Mosqlimate-project / Data-platform

Mosqlimate data Platform.
GNU General Public License v3.0
6 stars 6 forks source link

Mosqlimate Data-platform

The Mosqlimate data Platform, encompasses a data acess API as well as a deployment of MLflow framework for model versioning (not code versioning, but experiment versioning). The platfor will provide both an API to input data (data going into the models to feed predictions) and another for model predictions data which will be stored for visualization purposes.
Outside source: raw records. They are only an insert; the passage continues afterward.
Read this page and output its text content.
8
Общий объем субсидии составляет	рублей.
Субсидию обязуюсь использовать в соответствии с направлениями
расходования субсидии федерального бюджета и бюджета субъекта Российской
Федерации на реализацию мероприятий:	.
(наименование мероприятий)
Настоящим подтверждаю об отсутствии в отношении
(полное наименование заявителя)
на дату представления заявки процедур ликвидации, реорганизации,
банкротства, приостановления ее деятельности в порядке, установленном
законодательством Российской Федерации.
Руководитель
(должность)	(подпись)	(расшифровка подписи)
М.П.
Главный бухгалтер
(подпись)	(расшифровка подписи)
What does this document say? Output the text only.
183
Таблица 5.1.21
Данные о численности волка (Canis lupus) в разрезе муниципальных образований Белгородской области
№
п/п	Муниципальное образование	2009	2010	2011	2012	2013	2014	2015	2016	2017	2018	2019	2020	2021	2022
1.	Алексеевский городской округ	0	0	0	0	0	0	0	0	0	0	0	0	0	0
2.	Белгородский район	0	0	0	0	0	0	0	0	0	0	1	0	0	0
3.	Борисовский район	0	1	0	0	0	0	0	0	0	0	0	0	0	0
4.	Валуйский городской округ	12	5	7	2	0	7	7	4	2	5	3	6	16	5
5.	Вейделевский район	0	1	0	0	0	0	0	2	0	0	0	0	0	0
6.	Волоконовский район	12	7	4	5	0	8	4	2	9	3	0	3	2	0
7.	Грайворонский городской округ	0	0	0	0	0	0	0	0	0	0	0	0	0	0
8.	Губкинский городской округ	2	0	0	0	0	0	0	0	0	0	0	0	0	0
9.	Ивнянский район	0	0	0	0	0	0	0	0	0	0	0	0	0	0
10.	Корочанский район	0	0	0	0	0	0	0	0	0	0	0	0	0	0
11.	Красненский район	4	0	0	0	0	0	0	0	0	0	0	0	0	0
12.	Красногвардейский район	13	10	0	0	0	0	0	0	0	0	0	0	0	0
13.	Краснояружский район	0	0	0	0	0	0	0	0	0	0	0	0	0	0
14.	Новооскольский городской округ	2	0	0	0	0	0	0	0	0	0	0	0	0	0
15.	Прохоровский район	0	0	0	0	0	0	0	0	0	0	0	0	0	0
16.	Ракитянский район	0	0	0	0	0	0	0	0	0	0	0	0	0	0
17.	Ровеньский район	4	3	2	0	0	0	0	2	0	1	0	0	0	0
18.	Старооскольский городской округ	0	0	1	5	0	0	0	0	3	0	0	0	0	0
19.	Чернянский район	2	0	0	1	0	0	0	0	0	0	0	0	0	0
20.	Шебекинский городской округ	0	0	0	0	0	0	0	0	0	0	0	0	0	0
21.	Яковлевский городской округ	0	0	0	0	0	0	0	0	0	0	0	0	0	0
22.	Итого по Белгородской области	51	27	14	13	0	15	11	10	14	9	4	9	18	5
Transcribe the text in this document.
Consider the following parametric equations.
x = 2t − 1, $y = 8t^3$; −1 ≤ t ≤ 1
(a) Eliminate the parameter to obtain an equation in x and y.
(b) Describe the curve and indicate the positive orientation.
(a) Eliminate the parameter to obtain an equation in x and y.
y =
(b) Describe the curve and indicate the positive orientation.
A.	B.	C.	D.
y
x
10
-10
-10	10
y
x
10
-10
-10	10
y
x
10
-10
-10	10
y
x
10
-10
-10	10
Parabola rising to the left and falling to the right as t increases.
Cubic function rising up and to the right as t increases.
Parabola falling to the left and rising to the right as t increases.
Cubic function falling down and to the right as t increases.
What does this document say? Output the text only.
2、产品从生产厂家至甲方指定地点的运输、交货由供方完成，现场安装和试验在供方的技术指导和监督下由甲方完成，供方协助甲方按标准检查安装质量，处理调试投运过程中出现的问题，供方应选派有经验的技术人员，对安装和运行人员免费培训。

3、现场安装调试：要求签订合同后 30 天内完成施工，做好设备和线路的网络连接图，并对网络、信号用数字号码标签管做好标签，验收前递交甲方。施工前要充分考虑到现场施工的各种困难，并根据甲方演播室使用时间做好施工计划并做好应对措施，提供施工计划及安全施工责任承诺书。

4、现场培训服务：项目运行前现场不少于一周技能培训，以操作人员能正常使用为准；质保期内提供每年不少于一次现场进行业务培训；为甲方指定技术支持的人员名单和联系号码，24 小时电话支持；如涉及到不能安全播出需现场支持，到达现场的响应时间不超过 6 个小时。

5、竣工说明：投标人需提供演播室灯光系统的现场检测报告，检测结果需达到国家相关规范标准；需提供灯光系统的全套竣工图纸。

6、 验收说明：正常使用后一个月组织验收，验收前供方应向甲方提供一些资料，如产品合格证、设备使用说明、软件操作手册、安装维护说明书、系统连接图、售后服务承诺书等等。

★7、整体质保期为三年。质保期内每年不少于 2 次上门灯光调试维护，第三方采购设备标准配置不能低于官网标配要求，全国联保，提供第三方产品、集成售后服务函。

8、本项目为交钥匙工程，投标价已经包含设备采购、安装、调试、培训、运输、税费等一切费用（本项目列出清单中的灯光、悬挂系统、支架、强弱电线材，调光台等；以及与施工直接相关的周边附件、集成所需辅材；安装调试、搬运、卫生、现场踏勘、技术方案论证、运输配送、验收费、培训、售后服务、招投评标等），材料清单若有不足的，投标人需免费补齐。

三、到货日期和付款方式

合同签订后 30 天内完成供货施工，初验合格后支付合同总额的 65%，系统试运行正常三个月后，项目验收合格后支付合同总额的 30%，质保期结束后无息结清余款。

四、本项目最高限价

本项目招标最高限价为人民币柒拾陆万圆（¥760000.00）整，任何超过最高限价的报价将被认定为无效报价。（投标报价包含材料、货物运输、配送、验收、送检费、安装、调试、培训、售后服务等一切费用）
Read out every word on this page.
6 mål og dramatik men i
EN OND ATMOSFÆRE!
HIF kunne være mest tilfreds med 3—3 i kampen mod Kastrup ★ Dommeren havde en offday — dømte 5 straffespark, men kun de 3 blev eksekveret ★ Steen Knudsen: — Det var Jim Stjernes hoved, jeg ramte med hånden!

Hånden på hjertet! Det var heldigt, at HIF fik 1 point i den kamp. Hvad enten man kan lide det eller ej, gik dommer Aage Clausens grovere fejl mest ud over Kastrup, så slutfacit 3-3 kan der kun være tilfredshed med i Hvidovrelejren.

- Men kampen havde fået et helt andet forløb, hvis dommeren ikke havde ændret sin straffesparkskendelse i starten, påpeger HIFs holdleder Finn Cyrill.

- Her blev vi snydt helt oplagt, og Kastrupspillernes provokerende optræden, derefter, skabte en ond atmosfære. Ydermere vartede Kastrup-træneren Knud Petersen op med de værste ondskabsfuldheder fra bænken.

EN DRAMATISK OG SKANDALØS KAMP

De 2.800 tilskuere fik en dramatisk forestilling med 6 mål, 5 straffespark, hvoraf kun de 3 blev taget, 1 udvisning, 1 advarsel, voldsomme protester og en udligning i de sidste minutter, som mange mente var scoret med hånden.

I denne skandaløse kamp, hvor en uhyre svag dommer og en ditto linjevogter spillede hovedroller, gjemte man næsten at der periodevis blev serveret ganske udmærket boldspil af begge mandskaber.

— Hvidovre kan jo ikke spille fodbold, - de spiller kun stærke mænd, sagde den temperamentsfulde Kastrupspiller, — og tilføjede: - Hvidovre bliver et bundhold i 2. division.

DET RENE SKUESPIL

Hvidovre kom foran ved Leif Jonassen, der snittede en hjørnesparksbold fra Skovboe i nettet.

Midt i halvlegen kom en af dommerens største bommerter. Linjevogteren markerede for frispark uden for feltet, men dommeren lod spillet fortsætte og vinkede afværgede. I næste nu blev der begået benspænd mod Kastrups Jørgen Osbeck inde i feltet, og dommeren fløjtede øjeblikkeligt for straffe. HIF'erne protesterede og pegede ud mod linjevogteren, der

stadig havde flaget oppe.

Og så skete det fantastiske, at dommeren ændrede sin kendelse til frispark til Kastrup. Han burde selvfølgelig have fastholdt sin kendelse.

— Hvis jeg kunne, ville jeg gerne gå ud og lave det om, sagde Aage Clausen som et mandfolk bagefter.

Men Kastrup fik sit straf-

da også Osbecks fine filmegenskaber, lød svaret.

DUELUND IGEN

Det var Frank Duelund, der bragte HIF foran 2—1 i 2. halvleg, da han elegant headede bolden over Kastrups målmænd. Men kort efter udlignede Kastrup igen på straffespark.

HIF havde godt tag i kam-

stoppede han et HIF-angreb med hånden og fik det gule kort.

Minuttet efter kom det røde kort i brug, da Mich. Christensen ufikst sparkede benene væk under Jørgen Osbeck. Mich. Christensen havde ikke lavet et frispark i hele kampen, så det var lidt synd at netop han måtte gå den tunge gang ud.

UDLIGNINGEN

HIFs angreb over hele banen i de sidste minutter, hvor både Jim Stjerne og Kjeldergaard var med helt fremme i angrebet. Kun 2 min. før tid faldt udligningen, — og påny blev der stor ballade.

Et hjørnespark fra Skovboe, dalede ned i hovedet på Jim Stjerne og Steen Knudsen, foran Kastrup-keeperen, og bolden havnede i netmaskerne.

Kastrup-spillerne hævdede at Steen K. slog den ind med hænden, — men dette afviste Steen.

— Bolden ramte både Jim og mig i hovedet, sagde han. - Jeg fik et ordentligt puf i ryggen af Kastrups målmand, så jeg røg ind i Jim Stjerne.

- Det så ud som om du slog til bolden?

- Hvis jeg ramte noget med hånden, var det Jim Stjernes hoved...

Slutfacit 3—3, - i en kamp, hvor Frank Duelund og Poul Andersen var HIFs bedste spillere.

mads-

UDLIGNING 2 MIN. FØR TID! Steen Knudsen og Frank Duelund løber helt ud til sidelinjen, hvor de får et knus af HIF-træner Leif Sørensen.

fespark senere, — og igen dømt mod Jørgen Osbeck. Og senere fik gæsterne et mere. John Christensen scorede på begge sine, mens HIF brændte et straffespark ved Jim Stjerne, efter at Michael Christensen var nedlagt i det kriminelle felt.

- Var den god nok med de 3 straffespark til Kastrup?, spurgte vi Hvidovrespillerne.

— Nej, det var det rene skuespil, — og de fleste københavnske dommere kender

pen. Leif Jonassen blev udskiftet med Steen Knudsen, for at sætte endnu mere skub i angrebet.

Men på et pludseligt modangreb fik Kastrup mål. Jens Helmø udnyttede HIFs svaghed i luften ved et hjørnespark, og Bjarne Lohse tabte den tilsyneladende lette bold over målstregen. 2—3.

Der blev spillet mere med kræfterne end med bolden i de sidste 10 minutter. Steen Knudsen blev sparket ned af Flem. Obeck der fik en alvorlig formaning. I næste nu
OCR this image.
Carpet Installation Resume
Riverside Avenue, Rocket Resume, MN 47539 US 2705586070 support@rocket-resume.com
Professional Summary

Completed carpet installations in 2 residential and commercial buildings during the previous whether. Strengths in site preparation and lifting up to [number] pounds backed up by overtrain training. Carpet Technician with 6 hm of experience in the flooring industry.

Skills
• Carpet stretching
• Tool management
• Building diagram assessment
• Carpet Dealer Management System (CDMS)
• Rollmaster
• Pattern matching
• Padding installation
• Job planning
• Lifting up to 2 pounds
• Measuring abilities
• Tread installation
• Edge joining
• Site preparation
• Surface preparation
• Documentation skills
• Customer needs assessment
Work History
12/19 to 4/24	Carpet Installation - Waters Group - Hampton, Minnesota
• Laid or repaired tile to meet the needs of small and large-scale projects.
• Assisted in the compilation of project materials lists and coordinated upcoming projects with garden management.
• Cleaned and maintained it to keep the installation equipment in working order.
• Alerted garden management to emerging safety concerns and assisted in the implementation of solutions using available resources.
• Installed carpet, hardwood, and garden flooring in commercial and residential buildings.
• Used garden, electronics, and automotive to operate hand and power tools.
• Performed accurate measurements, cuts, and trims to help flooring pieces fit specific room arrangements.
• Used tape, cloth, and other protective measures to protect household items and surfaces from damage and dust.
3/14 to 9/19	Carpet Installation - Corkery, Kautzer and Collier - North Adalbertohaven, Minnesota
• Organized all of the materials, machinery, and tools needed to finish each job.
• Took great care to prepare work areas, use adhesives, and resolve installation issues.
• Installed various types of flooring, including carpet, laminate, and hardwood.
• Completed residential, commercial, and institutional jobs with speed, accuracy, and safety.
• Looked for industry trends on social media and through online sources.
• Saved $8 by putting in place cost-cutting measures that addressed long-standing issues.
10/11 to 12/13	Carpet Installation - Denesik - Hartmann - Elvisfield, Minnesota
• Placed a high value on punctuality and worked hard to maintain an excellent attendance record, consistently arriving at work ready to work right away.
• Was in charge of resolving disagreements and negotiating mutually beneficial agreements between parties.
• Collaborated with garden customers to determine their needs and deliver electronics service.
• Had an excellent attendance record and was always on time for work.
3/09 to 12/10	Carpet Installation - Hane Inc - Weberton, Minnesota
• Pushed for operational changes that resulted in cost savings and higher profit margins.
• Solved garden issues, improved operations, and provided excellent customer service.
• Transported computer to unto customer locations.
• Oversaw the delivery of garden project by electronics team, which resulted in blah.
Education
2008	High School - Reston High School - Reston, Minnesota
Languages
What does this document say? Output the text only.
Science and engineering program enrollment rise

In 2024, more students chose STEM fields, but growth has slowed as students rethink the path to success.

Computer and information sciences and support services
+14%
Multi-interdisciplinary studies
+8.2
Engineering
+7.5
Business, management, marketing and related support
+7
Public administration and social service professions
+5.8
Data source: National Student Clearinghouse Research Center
--- UNDER CONSTRUCTION ---

We are still under construction so check back frequently to follow our development.

Input data

Our platform will provide geo-referenced epidemiological, entomological and climate data for the all of Brazil. Additional datasets mey be incorporated in the future, as they become available and are considered useful to modellers.

Output data (predictions)

The output data will be categorized by model predictive scope. Certain models with predict weekly incidences (time series), other will predict Season wide indicators, others yet will provide spatio temporal (maps) predictions.

The design of the output data store will be defined based on Modellers provided information, Mosqlimate coordinators will try to fit models withing pre-determined categories so that model comparisons are possible.

Model registry

A model registry will be maintained with metadata about models, their data requirements (for input and output), their authors, implementation language, and code repository.

The registry will remain open, but some acceptance criteria must be met for inclusion in the registry and join the platform's model comparison workflow.

  1. Open-source model code. Both the model and tools required for running the model must be open source, to ensure reproducibility
  2. Use only data made available through the Mosqlimate data API
  3. Be properly documented so that other users can run it.
  4. Adopt MLflow so that experiments are recorded in our platform.